Targeted therapies interfere with specific molecules involved in disease, representing a shift toward precision-based medicine. Within this landscape, a protein known as Ubiquitin-Specific Protease 7 (USP7) has emerged as a focal point for developing new cancer treatments due to its role in cellular processes.
The Role of USP7 in Cellular Health
Every cell uses a “recycling system” to maintain its health, known as the ubiquitin-proteasome system. This process involves tagging old or damaged proteins with a small molecule called ubiquitin. This tag marks the protein for destruction by a cellular machine called the proteasome, ensuring unwanted proteins are cleared away.
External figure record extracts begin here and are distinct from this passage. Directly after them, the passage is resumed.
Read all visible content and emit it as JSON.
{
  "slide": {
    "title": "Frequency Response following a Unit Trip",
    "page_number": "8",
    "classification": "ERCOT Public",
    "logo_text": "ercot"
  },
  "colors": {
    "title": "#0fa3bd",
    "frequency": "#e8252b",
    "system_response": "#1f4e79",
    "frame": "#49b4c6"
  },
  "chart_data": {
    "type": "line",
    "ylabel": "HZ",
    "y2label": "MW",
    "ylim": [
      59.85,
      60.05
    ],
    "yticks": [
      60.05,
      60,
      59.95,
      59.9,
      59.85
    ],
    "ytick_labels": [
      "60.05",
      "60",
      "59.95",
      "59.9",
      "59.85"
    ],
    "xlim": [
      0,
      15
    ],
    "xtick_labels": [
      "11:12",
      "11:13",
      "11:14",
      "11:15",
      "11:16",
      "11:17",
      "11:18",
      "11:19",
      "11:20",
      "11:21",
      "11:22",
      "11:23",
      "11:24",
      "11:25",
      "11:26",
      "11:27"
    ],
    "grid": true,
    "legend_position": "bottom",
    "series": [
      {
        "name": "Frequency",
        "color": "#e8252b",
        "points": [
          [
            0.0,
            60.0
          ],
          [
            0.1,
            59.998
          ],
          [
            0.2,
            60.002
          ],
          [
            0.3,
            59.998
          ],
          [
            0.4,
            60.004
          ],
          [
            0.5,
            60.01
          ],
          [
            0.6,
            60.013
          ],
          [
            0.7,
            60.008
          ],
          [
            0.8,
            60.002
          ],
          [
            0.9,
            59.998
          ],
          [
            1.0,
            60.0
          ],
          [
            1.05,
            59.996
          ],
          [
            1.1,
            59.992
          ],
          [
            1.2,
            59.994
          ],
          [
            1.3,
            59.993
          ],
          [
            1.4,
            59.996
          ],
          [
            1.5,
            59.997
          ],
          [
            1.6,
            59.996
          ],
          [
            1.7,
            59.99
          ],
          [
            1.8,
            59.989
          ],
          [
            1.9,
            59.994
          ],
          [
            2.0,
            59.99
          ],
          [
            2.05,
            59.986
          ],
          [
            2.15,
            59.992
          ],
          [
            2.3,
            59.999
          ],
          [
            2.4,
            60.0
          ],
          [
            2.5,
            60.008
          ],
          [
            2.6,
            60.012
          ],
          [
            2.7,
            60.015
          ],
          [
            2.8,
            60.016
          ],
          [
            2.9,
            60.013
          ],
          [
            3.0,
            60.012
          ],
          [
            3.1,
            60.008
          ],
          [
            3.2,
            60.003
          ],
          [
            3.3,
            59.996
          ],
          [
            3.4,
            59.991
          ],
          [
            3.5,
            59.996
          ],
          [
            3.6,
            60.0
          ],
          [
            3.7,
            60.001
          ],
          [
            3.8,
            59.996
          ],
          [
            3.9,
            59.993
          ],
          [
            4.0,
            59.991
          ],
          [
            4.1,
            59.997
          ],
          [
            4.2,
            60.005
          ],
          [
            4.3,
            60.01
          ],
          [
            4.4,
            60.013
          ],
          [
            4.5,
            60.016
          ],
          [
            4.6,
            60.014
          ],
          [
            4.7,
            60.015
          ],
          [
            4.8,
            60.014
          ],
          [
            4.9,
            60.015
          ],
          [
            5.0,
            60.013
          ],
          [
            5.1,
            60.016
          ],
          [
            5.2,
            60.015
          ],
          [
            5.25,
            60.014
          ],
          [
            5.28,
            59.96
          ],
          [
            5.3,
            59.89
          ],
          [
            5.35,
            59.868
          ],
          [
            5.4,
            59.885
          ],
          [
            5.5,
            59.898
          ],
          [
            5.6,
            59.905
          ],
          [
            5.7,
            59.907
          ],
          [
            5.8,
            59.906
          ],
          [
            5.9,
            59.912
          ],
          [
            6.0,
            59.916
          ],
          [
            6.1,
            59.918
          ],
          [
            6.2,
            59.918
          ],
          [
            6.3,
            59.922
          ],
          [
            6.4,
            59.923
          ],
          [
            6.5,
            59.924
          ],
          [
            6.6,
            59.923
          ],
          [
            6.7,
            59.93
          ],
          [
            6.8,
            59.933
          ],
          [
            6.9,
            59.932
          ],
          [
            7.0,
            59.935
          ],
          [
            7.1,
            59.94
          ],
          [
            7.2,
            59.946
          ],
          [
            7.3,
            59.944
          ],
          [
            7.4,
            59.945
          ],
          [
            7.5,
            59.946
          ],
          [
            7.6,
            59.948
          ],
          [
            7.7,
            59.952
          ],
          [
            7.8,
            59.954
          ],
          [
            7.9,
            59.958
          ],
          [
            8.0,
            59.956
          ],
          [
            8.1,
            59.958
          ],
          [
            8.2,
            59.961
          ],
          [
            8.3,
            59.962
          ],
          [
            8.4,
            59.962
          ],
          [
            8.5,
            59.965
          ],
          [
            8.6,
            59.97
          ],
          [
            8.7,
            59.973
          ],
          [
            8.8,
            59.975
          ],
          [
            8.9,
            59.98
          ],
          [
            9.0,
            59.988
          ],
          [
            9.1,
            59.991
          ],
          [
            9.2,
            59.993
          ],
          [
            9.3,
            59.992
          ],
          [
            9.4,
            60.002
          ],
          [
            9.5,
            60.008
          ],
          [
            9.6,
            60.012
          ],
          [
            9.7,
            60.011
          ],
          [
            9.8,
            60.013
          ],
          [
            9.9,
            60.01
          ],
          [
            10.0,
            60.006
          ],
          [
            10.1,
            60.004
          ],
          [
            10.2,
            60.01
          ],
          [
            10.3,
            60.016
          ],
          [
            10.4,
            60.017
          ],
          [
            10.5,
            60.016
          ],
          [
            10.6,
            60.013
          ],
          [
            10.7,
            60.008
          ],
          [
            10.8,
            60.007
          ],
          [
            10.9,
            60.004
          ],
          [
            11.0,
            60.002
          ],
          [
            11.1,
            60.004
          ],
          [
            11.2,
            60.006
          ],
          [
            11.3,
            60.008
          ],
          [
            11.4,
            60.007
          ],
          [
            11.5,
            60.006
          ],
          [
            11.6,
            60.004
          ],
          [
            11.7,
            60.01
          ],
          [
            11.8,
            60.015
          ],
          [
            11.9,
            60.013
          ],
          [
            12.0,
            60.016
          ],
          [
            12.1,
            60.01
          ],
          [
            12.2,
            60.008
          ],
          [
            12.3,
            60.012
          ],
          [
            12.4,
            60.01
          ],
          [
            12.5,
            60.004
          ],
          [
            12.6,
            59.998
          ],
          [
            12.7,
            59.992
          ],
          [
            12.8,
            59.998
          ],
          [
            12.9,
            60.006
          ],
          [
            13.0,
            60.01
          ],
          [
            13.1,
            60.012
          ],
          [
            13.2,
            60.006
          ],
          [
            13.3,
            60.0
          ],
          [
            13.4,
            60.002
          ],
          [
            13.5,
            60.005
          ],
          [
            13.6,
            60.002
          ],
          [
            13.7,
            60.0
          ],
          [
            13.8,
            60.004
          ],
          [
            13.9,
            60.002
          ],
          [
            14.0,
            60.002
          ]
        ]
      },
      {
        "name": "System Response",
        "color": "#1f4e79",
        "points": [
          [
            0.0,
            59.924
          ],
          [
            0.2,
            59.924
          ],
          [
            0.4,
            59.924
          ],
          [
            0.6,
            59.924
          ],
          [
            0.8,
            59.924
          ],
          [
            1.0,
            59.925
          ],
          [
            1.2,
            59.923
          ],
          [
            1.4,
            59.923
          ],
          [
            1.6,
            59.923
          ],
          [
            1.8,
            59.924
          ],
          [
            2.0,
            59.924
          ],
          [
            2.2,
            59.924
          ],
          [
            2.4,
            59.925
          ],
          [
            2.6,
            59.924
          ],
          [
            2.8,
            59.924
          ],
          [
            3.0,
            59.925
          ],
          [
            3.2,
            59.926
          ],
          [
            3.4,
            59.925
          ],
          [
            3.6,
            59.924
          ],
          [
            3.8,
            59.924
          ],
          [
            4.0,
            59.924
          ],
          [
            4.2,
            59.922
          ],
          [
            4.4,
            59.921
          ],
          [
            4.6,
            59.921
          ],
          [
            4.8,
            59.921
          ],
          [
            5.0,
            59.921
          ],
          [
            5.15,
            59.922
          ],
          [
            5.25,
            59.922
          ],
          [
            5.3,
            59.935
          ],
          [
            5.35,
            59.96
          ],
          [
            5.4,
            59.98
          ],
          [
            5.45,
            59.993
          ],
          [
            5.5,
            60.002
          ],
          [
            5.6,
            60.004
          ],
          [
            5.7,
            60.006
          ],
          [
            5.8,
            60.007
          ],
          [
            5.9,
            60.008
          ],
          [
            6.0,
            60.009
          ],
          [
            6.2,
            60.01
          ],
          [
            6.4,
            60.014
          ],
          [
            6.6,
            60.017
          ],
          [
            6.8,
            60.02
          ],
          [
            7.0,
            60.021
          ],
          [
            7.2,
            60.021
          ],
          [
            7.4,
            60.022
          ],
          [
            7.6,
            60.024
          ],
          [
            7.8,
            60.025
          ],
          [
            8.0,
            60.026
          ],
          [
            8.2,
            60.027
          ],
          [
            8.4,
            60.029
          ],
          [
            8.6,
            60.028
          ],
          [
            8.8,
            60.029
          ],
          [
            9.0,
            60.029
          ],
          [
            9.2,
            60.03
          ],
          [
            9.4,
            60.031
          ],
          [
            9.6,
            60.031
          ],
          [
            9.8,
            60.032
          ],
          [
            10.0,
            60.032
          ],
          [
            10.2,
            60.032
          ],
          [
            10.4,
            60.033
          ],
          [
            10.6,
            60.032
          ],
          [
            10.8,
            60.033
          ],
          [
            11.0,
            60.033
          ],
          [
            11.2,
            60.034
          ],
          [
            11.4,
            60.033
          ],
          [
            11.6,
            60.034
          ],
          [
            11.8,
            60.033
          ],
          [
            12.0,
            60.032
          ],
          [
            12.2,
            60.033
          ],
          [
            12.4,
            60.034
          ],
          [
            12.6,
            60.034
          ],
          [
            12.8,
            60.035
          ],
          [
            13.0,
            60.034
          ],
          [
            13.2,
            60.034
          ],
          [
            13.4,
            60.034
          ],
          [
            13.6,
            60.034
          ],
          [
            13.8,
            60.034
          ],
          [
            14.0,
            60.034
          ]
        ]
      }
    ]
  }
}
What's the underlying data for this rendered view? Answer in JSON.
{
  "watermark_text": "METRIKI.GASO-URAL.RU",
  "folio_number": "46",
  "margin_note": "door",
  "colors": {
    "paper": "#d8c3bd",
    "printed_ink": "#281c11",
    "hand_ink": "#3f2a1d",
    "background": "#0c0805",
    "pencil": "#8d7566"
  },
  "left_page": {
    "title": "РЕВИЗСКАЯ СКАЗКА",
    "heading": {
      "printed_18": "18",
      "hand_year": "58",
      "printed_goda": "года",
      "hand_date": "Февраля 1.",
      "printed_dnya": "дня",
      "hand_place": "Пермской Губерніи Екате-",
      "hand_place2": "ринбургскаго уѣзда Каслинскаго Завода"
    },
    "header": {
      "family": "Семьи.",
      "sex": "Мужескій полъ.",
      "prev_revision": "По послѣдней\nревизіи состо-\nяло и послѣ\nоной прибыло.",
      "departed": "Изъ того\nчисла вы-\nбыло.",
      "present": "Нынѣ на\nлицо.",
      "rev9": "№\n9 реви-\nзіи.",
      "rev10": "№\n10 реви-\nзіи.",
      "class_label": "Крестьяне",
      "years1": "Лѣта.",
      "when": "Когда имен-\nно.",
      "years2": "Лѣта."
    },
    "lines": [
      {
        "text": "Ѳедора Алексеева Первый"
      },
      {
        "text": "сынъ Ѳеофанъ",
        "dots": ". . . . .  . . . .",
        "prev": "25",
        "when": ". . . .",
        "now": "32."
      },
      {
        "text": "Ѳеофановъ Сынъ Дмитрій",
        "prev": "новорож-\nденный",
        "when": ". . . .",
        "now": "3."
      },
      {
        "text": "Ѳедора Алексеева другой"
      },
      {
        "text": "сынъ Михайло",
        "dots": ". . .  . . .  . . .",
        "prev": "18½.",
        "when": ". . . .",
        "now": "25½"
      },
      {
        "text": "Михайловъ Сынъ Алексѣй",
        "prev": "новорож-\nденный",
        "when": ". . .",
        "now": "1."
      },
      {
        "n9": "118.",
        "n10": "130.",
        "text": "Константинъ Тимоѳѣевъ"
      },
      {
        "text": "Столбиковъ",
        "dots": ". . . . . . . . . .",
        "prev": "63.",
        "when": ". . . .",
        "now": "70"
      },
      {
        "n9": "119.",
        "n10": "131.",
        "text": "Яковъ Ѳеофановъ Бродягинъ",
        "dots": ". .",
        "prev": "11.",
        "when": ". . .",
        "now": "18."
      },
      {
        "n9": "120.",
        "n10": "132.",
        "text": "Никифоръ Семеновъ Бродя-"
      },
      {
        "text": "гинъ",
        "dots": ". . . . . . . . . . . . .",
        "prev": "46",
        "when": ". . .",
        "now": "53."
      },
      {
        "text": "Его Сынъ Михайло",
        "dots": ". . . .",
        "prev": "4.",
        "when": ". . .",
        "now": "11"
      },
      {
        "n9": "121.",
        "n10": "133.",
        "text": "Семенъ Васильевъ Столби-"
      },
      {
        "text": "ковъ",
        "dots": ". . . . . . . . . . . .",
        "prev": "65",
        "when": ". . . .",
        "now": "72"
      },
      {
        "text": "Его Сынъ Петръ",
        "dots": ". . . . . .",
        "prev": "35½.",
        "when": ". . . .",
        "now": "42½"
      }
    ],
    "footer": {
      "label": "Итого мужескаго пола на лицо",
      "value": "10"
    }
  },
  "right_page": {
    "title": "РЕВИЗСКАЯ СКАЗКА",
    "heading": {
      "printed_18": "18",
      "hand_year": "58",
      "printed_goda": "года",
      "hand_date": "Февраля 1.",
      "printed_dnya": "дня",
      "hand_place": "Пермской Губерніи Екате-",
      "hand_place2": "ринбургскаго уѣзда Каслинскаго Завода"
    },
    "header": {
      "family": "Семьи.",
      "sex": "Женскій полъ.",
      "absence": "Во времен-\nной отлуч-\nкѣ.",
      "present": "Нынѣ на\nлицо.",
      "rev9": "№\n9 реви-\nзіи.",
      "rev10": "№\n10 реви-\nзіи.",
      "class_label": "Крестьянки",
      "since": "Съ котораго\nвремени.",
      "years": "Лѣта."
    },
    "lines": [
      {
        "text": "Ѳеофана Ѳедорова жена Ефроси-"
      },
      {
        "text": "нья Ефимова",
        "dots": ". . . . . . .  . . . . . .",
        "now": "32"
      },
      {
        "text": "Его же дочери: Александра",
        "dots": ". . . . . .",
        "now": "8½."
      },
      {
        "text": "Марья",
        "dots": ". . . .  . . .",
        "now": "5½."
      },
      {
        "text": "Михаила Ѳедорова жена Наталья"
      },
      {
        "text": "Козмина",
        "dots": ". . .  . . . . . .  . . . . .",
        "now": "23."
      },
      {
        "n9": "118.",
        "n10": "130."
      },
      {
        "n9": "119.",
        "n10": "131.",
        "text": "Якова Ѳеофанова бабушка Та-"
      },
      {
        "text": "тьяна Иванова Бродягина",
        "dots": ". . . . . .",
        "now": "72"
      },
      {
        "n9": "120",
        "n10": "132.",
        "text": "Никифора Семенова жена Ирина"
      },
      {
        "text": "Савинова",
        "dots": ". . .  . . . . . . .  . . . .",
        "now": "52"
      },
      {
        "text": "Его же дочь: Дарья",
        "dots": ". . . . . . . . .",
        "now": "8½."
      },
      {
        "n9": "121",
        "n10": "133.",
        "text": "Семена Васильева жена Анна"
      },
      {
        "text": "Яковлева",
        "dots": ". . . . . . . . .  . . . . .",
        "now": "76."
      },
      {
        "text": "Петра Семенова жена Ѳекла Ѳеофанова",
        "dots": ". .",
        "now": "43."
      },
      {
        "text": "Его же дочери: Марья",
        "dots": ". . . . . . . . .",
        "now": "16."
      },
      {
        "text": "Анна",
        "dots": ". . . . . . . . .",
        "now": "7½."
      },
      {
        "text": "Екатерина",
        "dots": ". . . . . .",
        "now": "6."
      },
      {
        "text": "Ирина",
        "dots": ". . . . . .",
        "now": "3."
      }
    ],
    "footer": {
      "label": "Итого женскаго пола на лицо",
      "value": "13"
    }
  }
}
Within this system, USP7 is a deubiquitinating enzyme (DUB). Its job is to remove ubiquitin tags from specific proteins, rescuing them from destruction. By cleaving the ubiquitin marker, USP7 counteracts the degradation process and stabilizes its target proteins, allowing them to function within the cell.
Two proteins regulated by USP7 are the tumor suppressor p53 and its negative regulator, Mouse Double Minute 2 homolog (MDM2). The p53 protein helps prevent tumor formation by stopping cell division or initiating cell death when DNA damage is detected. MDM2 keeps p53 in check by tagging it for destruction, and USP7 maintains this balance by deubiquitinating both proteins.
Mechanism of USP7 Inhibition
A USP7 inhibitor is a small molecule engineered to block the USP7 enzyme. These molecules fit into the protein’s active site, the region responsible for removing ubiquitin tags. By obstructing this site, the inhibitor prevents USP7 from performing its deubiquitinating function.
The direct biochemical result of this inhibition is that USP7 can no longer save its target proteins from the proteasome. Without USP7’s intervention, proteins that it would normally stabilize, such as MDM2, remain tagged with ubiquitin. The proteasome recognizes these tagged proteins and breaks them down, lowering their concentration within the cell.
This targeted degradation of MDM2 is a primary consequence in many therapeutic models. The reduction of MDM2 levels disrupts the balance USP7 normally oversees. This sets off a chain reaction that impacts other proteins, creating changes that can be harnessed for therapeutic purposes.
Recent studies have also uncovered a mechanism independent of p53. Research indicates that USP7 helps control the cell cycle, preventing division until genetic material is copied. In this context, inhibitors trigger premature activation of the CDK1 protein, leading to uncontrolled cell division, DNA damage, and cell death.
Therapeutic Applications in Oncology
In oncology, USP7 inhibition exploits the cell’s own machinery to fight cancer. The primary therapeutic approach leverages the degradation of MDM2 to reactivate the p53 tumor suppressor protein. In many cancer cells where USP7 is overexpressed, inhibiting it shifts the cellular balance.
With MDM2 levels reduced, the p53 protein is freed from its suppressor and accumulates within the cancer cell. Elevated levels of active p53 can then initiate apoptosis, or programmed cell death. This approach is particularly promising for tumors that retain a functional, or “wild-type,” version of the p53 gene.
USP7 inhibitors are also explored for their ability to enhance other cancer treatments. They may make cancer cells more vulnerable to chemotherapy or radiation by interfering with DNA damage repair pathways. In immunotherapy, inhibiting USP7 can make tumors more recognizable to the immune system, for instance by affecting the PD-1/PD-L1 pathway.
The applications of USP7 inhibition are being investigated across a variety of cancer types. Preclinical studies have shown promise in:
- Multiple myeloma
- Acute myeloid leukemia
- Neuroblastoma
- Prostate cancer
In prostate cancer, its inhibition could disrupt signals that drive tumor growth. In certain breast cancers, USP7 promotes carcinogenesis through the USP7/PHF8/cyclin A2 axis, making it a viable target.
Current Research and Clinical Development
USP7 inhibitors are in experimental and clinical trial phases. While no inhibitor has received final approval for widespread clinical use, several candidates are progressing through clinical evaluation. Researchers are working to translate encouraging laboratory results into safe and effective treatments.
A focus of current research is identifying which cancers are most likely to respond. Clinical trials are investigating USP7 inhibitors in patients with advanced solid tumors and blood cancers. Scientists are analyzing tumor genetic profiles to find biomarkers that predict a patient’s response, such as the presence of a functional p53 gene.
Researchers are also addressing several challenges. One area of focus is ensuring the high specificity of the inhibitors to avoid off-target effects that could lead to toxicity. Another challenge is understanding and overcoming potential mechanisms of drug resistance that cancer cells might develop.